The reason I’m talking about understandability is because in order to confidently change code, you first have to understand it to some extent. Have you ever made a one-line change that took literally three seconds to make but then spent 30 minutes studying the code and testing your work because you weren’t sure you understood the implications of your change? The longer that “studying and testing” period, the more expensive the code is to maintain.

What this has to do with testing

My website and podcast are all about testing. Why do I find it important to talk about the definition of “bad code”? What does that have to do with testing?

If bad code is code that’s risky or expensive to change, testing can help make it less risky and less expensive to make changes. Here’s why.

First, testing can aid a developer in making code more understandable. Testing forces us to write code that’s more modular and loosely coupled than what would be allowed if we wrote our code without tests.

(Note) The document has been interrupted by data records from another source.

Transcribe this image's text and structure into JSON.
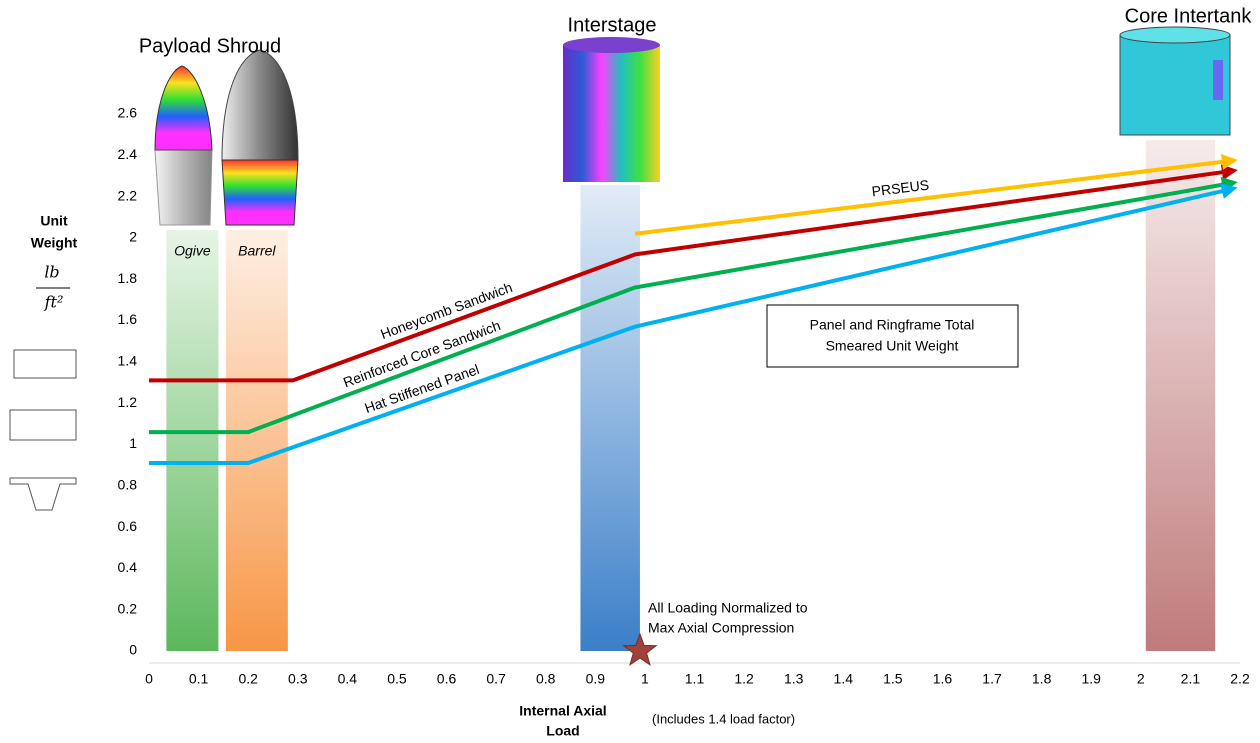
{
  "chart_data": {
    "type": "line",
    "y_label": [
      "Unit",
      "Weight"
    ],
    "unit_numerator": "lb",
    "unit_denominator": "ft²",
    "x_label": [
      "Internal Axial",
      "Load"
    ],
    "x_note": "(Includes 1.4 load factor)",
    "xlim": [
      0,
      2.2
    ],
    "xticks": [
      0,
      0.1,
      0.2,
      0.3,
      0.4,
      0.5,
      0.6,
      0.7,
      0.8,
      0.9,
      1,
      1.1,
      1.2,
      1.3,
      1.4,
      1.5,
      1.6,
      1.7,
      1.8,
      1.9,
      2,
      2.1,
      2.2
    ],
    "ylim": [
      0,
      2.6
    ],
    "yticks": [
      0,
      0.2,
      0.4,
      0.6,
      0.8,
      1,
      1.2,
      1.4,
      1.6,
      1.8,
      2,
      2.2,
      2.4,
      2.6
    ],
    "series": [
      {
        "name": "Honeycomb Sandwich",
        "color": "#c00000",
        "x": [
          0,
          0.29,
          0.98,
          2.17
        ],
        "values": [
          1.31,
          1.31,
          1.92,
          2.32
        ]
      },
      {
        "name": "Reinforced Core Sandwich",
        "color": "#00b050",
        "x": [
          0,
          0.2,
          0.98,
          2.17
        ],
        "values": [
          1.06,
          1.06,
          1.76,
          2.26
        ]
      },
      {
        "name": "Hat Stiffened Panel",
        "color": "#00b0f0",
        "x": [
          0,
          0.2,
          0.98,
          2.17
        ],
        "values": [
          0.91,
          0.91,
          1.57,
          2.23
        ]
      },
      {
        "name": "PRSEUS",
        "color": "#ffc000",
        "x": [
          0.98,
          2.17
        ],
        "values": [
          2.02,
          2.37
        ]
      }
    ],
    "bands": [
      {
        "label": "Ogive",
        "x": [
          0.035,
          0.14
        ],
        "color": "#5cb85c"
      },
      {
        "label": "Barrel",
        "x": [
          0.155,
          0.28
        ],
        "color": "#f79646"
      },
      {
        "x": [
          0.87,
          0.99
        ],
        "color": "#3a7fc8"
      },
      {
        "x": [
          2.01,
          2.15
        ],
        "color": "#c07b7b"
      }
    ],
    "components": [
      "Payload Shroud",
      "Interstage",
      "Core Intertank"
    ],
    "marker": {
      "x": 0.99,
      "y": 0,
      "color": "#a0413a"
    },
    "annotation": [
      "All Loading Normalized to",
      "Max Axial Compression"
    ],
    "box_text": [
      "Panel and Ringframe Total",
      "Smeared Unit Weight"
    ]
  }
}
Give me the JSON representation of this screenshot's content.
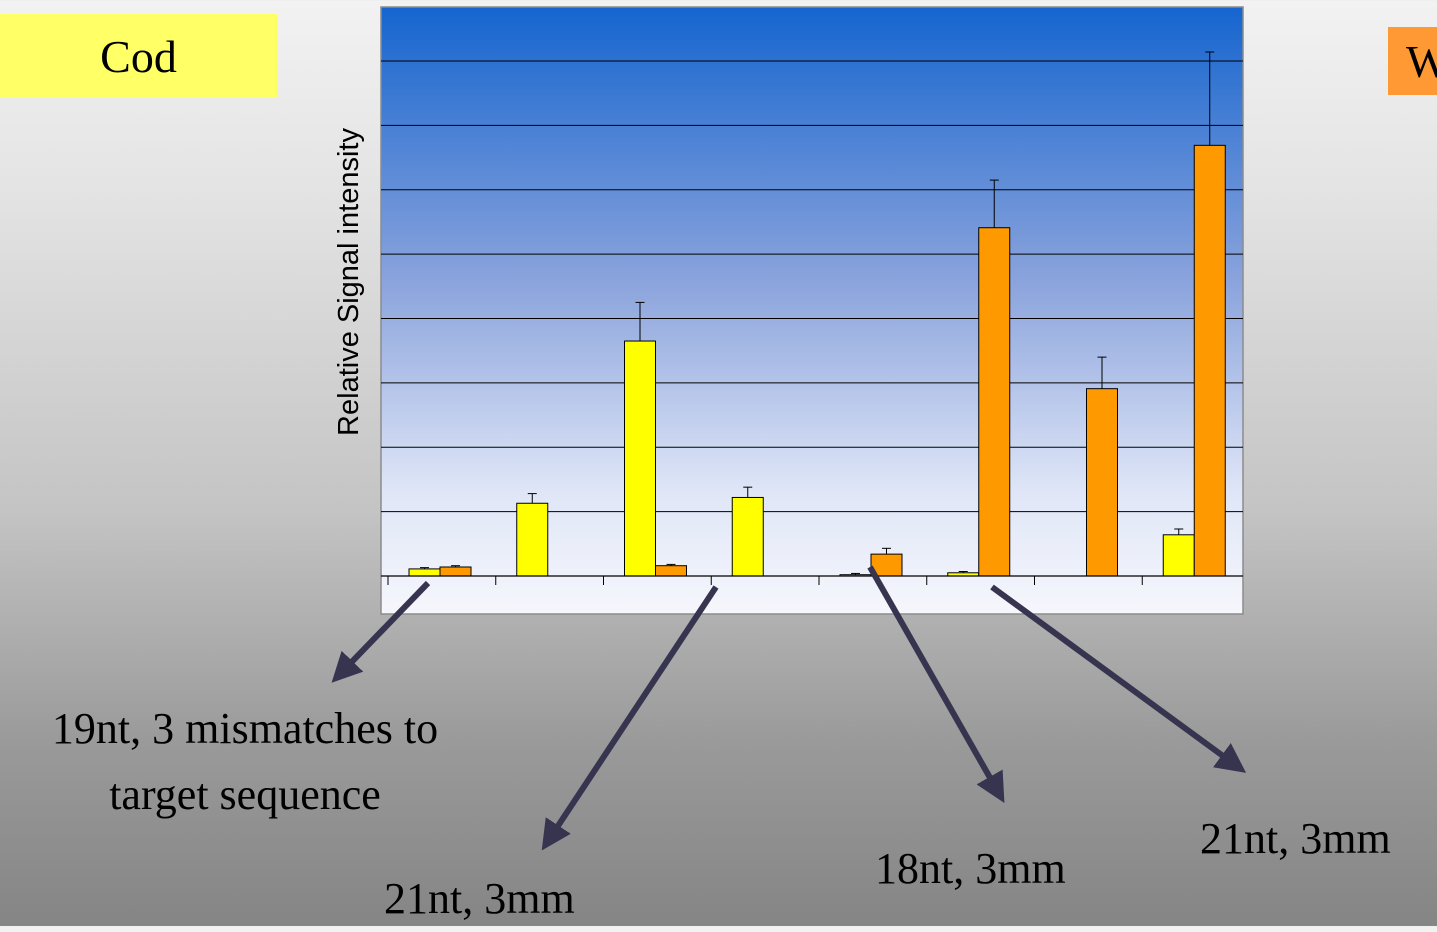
{
  "legend": {
    "cod_label": "Cod",
    "w_label": "W",
    "cod_color": "#ffff00",
    "w_color": "#ff9900"
  },
  "annotations": [
    {
      "line1": "19nt, 3 mismatches to",
      "line2": "target sequence"
    },
    {
      "text": "21nt, 3mm"
    },
    {
      "text": "18nt, 3mm"
    },
    {
      "text": "21nt, 3mm"
    }
  ],
  "arrow_color": "#36344f",
  "chart_data": {
    "type": "bar",
    "ylabel": "Relative Signal intensity",
    "xlabel": "",
    "ylim": [
      0,
      8
    ],
    "grid": true,
    "groups": 8,
    "series": [
      {
        "name": "Cod",
        "color": "#ffff00",
        "values": [
          0.11,
          1.13,
          3.65,
          1.22,
          0.02,
          0.05,
          0,
          0.64
        ],
        "errors": [
          0.02,
          0.15,
          0.6,
          0.16,
          0.02,
          0.02,
          0,
          0.09
        ]
      },
      {
        "name": "W",
        "color": "#ff9900",
        "values": [
          0.14,
          0,
          0.16,
          0,
          0.34,
          5.41,
          2.91,
          6.69
        ],
        "errors": [
          0.02,
          0,
          0.02,
          0,
          0.09,
          0.74,
          0.49,
          1.45
        ]
      }
    ]
  }
}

Testing can also help mitigate the risk of changing code. If we have a decent suite of tests covering our application, and our tests all pass after we introduce a change, we can have reasonably high confidence that our change didn’t introduce a regression.

I said that testing can help us write more modular and therefore more easily understandable code. The tests themselves can also aid our understanding of the code. If it’s not clear to me what a certain class or method is supposed to do, I can look at the tests for that class and see what the tests say the code is supposed to do.

Lastly, tests enable refactoring. If I know that a piece of code is sufficiently covered by tests, I now have the freedom to change the structure of the code to make it more easily understandable. I can change the variable names, class names and method names to something more meaningful. I can break down big classes and methods into smaller, more understandable ones.

Is it possible to have great test coverage and still have bad code? Absolutely. But at the same time, tests are a powerful tool that can help obliterate bad code.